Couple Finds Allied Health Travel Worth Exploring
Nathan Fernandez, ARDMS, actually became a sonographer because he wanted to travel as an allied health professional.
"I met a guy who was working as a traveling sonographer and he told me all about his experience. I was excited about the lifestyle he described," Nathan remarked. “So I went to school and became a sonographer.”
Even though his plan was to travel, Nathan took a permanent sonographer job right out of school and that is where he met his now wife, Leah, a certified nuclear medicine technologist.
Nathan had to talk his wife into the idea of allied health travel initially, and she reported that the terrible commuting traffic in Honolulu, Hawaii, and the thought of all the new experiences they would have together won her over.
Right place, right time for travel
The couple traveled together for two and a half years before taking permanent positions back in Leah's home state of Wisconsin so that they could be nearer family for a season. After a year, the couple got back on the road in March when the nuclear medicine technologist opportunities in Wisconsin started to dwindle. The two say they aren't sure how long they will keep traveling, but they do hope to start a family in the future.
"I meet a lot of travelers and every traveler I’ve spoken to has to work with multiple agencies,” reported Nathan. “But Club Staffing just comes through for us--so we have always traveled with them. Our recruiter, Tisha Hamilton, works hard for us and is always finding us jobs, and if we have any problems she gets it worked out for us right away."

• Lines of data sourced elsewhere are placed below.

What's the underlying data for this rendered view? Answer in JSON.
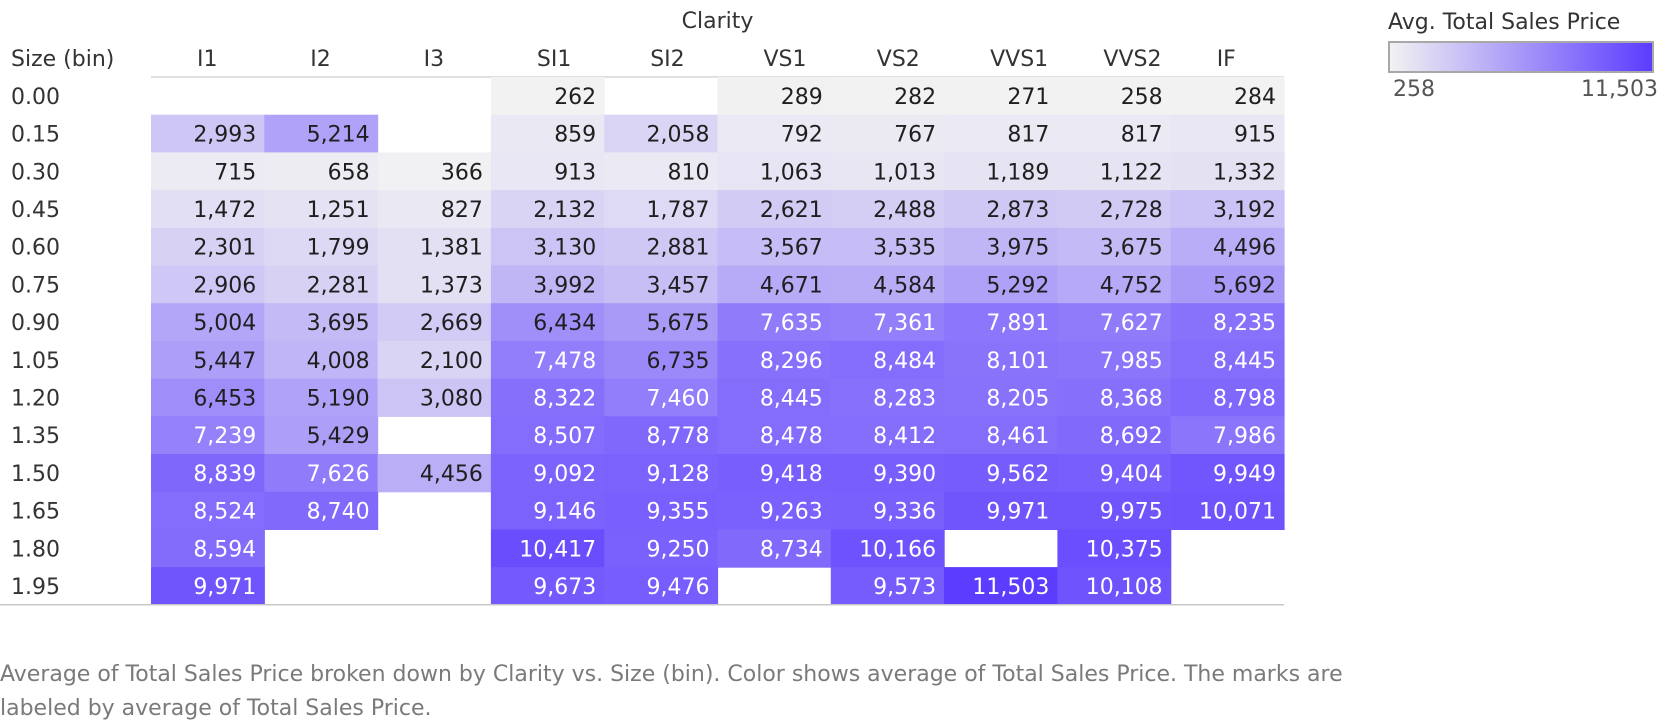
{
  "chart_data": {
    "type": "heatmap",
    "column_group_label": "Clarity",
    "row_header": "Size (bin)",
    "columns": [
      "I1",
      "I2",
      "I3",
      "SI1",
      "SI2",
      "VS1",
      "VS2",
      "VVS1",
      "VVS2",
      "IF"
    ],
    "rows": [
      "0.00",
      "0.15",
      "0.30",
      "0.45",
      "0.60",
      "0.75",
      "0.90",
      "1.05",
      "1.20",
      "1.35",
      "1.50",
      "1.65",
      "1.80",
      "1.95"
    ],
    "values": [
      [
        null,
        null,
        null,
        262,
        null,
        289,
        282,
        271,
        258,
        284
      ],
      [
        2993,
        5214,
        null,
        859,
        2058,
        792,
        767,
        817,
        817,
        915
      ],
      [
        715,
        658,
        366,
        913,
        810,
        1063,
        1013,
        1189,
        1122,
        1332
      ],
      [
        1472,
        1251,
        827,
        2132,
        1787,
        2621,
        2488,
        2873,
        2728,
        3192
      ],
      [
        2301,
        1799,
        1381,
        3130,
        2881,
        3567,
        3535,
        3975,
        3675,
        4496
      ],
      [
        2906,
        2281,
        1373,
        3992,
        3457,
        4671,
        4584,
        5292,
        4752,
        5692
      ],
      [
        5004,
        3695,
        2669,
        6434,
        5675,
        7635,
        7361,
        7891,
        7627,
        8235
      ],
      [
        5447,
        4008,
        2100,
        7478,
        6735,
        8296,
        8484,
        8101,
        7985,
        8445
      ],
      [
        6453,
        5190,
        3080,
        8322,
        7460,
        8445,
        8283,
        8205,
        8368,
        8798
      ],
      [
        7239,
        5429,
        null,
        8507,
        8778,
        8478,
        8412,
        8461,
        8692,
        7986
      ],
      [
        8839,
        7626,
        4456,
        9092,
        9128,
        9418,
        9390,
        9562,
        9404,
        9949
      ],
      [
        8524,
        8740,
        null,
        9146,
        9355,
        9263,
        9336,
        9971,
        9975,
        10071
      ],
      [
        8594,
        null,
        null,
        10417,
        9250,
        8734,
        10166,
        null,
        10375,
        null
      ],
      [
        9971,
        null,
        null,
        9673,
        9476,
        null,
        9573,
        11503,
        10108,
        null
      ]
    ],
    "color_min": 258,
    "color_max": 11503,
    "color_low": "#f2f2f2",
    "color_high": "#5c3cff"
  },
  "legend": {
    "title": "Avg. Total Sales Price",
    "min_label": "258",
    "max_label": "11,503"
  },
  "caption": "Average of Total Sales Price broken down by Clarity vs. Size (bin).  Color shows average of Total Sales Price.  The marks are labeled by average of Total Sales Price."
}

“Often it is easier to find Nate a sonographer job assignment,” said Leah. “Once he has an assignment, we will ask at the hospital if they need the help of a nuclear medicine technologist.” If nothing is available, they look for assignments nearby; the strategy has worked out in all but two cases, when the couple couldn’t get assignments in the same location.

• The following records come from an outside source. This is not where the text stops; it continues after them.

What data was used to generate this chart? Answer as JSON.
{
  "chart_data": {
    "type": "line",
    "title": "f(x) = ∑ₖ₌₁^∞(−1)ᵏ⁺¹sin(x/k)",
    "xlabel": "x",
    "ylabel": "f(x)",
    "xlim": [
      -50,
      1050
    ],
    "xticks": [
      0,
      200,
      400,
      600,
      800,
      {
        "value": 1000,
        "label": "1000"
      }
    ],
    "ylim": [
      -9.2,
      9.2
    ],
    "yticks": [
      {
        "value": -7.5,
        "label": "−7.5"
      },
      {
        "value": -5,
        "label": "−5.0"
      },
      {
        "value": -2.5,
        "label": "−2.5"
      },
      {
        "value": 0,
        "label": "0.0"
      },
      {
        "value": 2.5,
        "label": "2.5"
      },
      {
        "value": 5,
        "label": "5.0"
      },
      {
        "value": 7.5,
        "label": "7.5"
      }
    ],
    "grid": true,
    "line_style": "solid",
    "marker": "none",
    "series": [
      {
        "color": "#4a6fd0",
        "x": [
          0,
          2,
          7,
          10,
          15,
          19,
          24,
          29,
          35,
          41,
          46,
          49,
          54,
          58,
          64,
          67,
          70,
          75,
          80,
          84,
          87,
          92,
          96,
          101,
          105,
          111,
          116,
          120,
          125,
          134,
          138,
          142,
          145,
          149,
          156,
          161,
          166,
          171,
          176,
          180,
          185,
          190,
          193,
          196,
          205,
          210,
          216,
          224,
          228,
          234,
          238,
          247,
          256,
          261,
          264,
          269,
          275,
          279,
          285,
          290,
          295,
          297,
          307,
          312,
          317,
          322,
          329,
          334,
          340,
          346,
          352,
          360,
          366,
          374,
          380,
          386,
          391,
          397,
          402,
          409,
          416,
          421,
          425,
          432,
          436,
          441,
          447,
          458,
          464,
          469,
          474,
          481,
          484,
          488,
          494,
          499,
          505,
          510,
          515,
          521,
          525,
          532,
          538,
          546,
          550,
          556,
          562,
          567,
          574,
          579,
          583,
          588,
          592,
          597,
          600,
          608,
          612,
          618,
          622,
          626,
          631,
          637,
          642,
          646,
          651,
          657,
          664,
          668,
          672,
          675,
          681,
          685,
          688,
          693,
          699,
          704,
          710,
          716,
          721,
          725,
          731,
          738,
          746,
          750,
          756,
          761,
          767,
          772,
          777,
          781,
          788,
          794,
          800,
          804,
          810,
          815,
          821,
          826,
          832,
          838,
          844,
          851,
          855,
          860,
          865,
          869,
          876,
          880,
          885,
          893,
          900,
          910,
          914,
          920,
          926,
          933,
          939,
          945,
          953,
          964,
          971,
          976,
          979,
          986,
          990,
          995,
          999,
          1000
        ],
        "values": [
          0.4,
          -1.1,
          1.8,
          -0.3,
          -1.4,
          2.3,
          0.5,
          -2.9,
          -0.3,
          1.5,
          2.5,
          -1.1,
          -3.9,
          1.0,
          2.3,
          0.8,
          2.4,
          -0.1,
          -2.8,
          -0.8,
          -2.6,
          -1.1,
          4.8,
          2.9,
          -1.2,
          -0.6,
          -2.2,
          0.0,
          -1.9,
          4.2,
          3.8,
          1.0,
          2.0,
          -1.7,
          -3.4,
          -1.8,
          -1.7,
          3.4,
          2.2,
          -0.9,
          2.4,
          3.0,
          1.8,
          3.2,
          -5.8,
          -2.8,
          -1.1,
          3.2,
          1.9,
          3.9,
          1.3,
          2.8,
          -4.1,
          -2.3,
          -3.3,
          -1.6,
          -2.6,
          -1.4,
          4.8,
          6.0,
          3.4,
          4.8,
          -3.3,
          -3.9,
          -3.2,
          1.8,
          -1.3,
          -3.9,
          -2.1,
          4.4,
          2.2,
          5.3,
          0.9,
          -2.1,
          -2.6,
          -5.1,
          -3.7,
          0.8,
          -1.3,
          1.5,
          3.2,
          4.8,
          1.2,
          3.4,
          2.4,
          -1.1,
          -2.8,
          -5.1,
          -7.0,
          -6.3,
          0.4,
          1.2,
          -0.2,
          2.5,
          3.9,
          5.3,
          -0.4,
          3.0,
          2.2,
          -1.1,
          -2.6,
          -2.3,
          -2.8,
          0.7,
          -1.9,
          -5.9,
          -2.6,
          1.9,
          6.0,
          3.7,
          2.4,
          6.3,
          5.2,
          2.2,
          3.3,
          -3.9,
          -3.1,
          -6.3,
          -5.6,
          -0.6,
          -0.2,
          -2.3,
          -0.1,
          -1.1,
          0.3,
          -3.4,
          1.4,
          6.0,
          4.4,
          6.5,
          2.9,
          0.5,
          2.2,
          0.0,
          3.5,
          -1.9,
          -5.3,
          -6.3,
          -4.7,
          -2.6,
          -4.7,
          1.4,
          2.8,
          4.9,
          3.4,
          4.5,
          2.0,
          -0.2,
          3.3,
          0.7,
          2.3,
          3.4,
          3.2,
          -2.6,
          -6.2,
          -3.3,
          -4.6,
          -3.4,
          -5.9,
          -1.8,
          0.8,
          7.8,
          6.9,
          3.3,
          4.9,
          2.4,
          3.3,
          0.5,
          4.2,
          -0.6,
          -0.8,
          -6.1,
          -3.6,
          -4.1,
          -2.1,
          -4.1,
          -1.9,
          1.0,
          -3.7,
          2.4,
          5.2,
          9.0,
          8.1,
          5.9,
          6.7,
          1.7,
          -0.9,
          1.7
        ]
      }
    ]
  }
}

Personal adventures and family visits
Whenever the pair has a day off together, Leah plans an adventure for them. Among their favorite places to explore so far: the Grand Canyon in Arizona; Yosemite National Park, Lake Tahoe and the giant redwoods in California; Lynchburg, Virginia; Washington, D.C.; Mount Rushmore in South Dakota; and the Crystal Caves in Arkansas. They’ve enjoyed sightseeing, hiking, whitewater rafting and more.
The pair always drive to their assignments, traveling with two cars; for longer trips, they tow the smaller car. Their goal is to work 10 months out of the year and spend the other time visiting family in Hawaii and Wisconsin.
“The best thing” for their careers
“My advice to other travelers would be to learn as much as possible. This is the best thing I’ve ever done for my career,” said Nathan.
“I’ve gotten to work with different doctors and it made me a better technologist overall. With all the experiences I’ve had, I can now walk into any place and do whatever they ask. Typically with ultrasound, if you stay in one place you just do one thing. Traveling has allowed me to do different types of exams and learn different types of tricks for getting pictures,” he concluded.
“I’d also say that traveling has been the best thing for my career,” added Leah. “I’ve learned how to use different cameras, follow different protocols and work with different doctors. On two assignments I worked by myself. It was challenging, but I got through it and that built a lot of self-confidence. It is a major plus that I’m now familiar with almost any system I encounter.”
“I’d also encourage travelers to enjoy the experience and try and see as much of the countryside and town you live in as possible. It doesn’t last forever,” Nathan reflected. “Eventually you have to settle down.” Until then, however, this pair of allied health travelers plans to enjoy the ride.